Big data is defined as very large-sized, various-formatted datasets and analytic methods based on engineering technology and social network services, including statistical fusion and new visualization. A narrow definition of big data emphasizes data source, collection, storage and other technical issues, but its wider definition embraces analysis and demonstration aspects.
Among big data’ data processing, visualization is a process that analyzed datasets are expressed with graph or table format. Big data’s advantage in visualization in comparison with traditional data visualization is that the former uses word/text/tag clouds, network diagrams, parallel coordinates, tree mapping, cone trees, and semantic networks [Miller] more often than the latter because its data source format and their needs. R programming, Tableau software, and Python language are getting a new attention as effective visualization tool for big data demonstration.
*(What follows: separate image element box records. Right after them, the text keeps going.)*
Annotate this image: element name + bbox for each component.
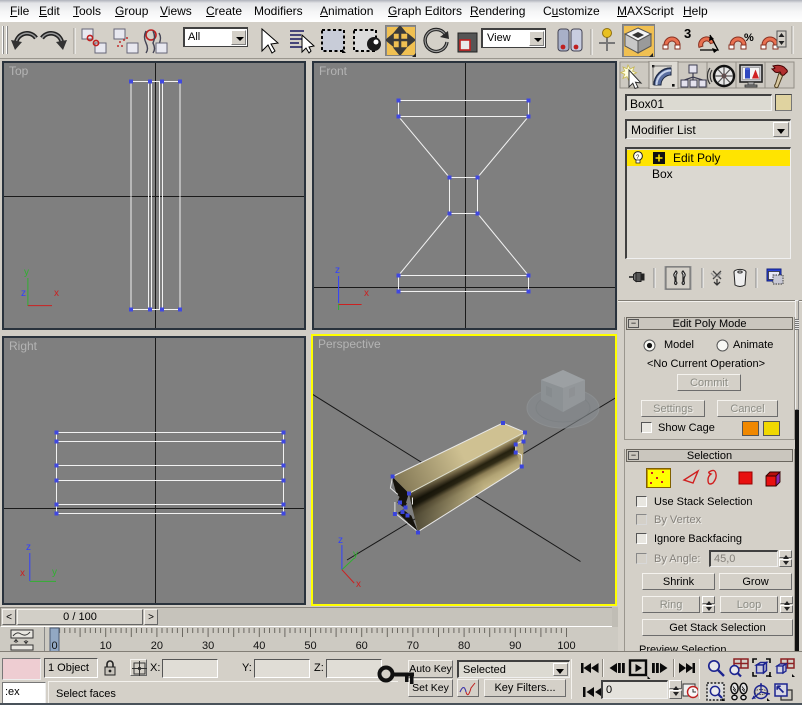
svg-text:3: 3 — [684, 26, 691, 41]
svg-text:z: z — [21, 288, 26, 299]
svg-text:x: x — [364, 288, 369, 299]
svg-text:y: y — [52, 567, 57, 578]
svg-text:x: x — [54, 288, 59, 299]
svg-text:z: z — [26, 542, 31, 553]
svg-text:%: % — [744, 32, 754, 44]
svg-text:y: y — [24, 267, 29, 278]
svg-text:x: x — [356, 579, 361, 590]
svg-text:x: x — [20, 568, 25, 579]
svg-text:z: z — [338, 535, 343, 546]
svg-text:z: z — [335, 265, 340, 276]
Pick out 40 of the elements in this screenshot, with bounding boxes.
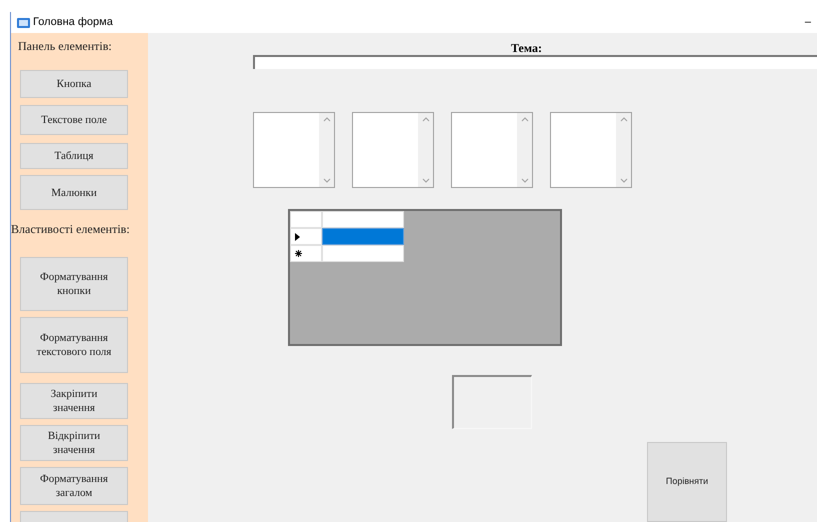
up-chevron-icon: [422, 117, 430, 122]
down-chevron-icon: [322, 178, 330, 183]
sidebar-button[interactable]: Малюнки: [20, 175, 128, 210]
sidebar-button[interactable]: Форматування загалом: [20, 467, 128, 505]
row-header[interactable]: [290, 228, 322, 245]
list-box[interactable]: [352, 112, 434, 188]
down-chevron-icon: [422, 178, 430, 183]
scroll-bar[interactable]: [319, 113, 334, 187]
scroll-bar[interactable]: [616, 113, 631, 187]
sidebar-button[interactable]: Таблиця: [20, 143, 128, 169]
section-label: Властивості елементів:: [11, 221, 131, 238]
sidebar-button[interactable]: Форматування текстового поля: [20, 317, 128, 373]
row-header[interactable]: [290, 245, 322, 262]
minimize-button[interactable]: –: [804, 14, 811, 31]
down-chevron-icon: [520, 178, 528, 183]
up-chevron-icon: [322, 117, 330, 122]
asterisk-icon: [295, 250, 302, 257]
data-grid[interactable]: [288, 209, 562, 346]
topic-input-field[interactable]: [253, 55, 817, 69]
grid-cell[interactable]: [322, 228, 404, 245]
window-title: Головна форма: [33, 15, 113, 30]
scroll-bar[interactable]: [517, 113, 532, 187]
down-chevron-icon: [620, 178, 628, 183]
compare-button[interactable]: Порівняти: [647, 442, 727, 522]
sidebar-button[interactable]: Форматування кнопки: [20, 257, 128, 311]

GIS data visualization displays the spatial patterns or relationship between or among locations. Popular open source software included here are ArcGIS, Tableau, InstantAtlas, QGIS, SAGA GIS, GeoDa, and MapWindow. These tools are actively adapted to big data based software or systems to build up location oriented systems as well as more persuasive graphic works.
Big data visualization opens a new horizon in GIS visualization because it does not just strengthen the spatial context, but also it gives new meanings and insights to GIS maps and demonstration. More big data visualization skills and their outcomes will be brought out with more abundant insights and implications to GIS visualization. Especially, big data visualization can be a good measure if people involved are deliberately designed, called, instructed, and allocated.
I am indebted to Myongji University for its generous research fund in 2014. This work was supported by 2014 Research Fund of Myongji University, Seoul, Korea.
Conflict of interest
No potential conflict of interest was reported by the author.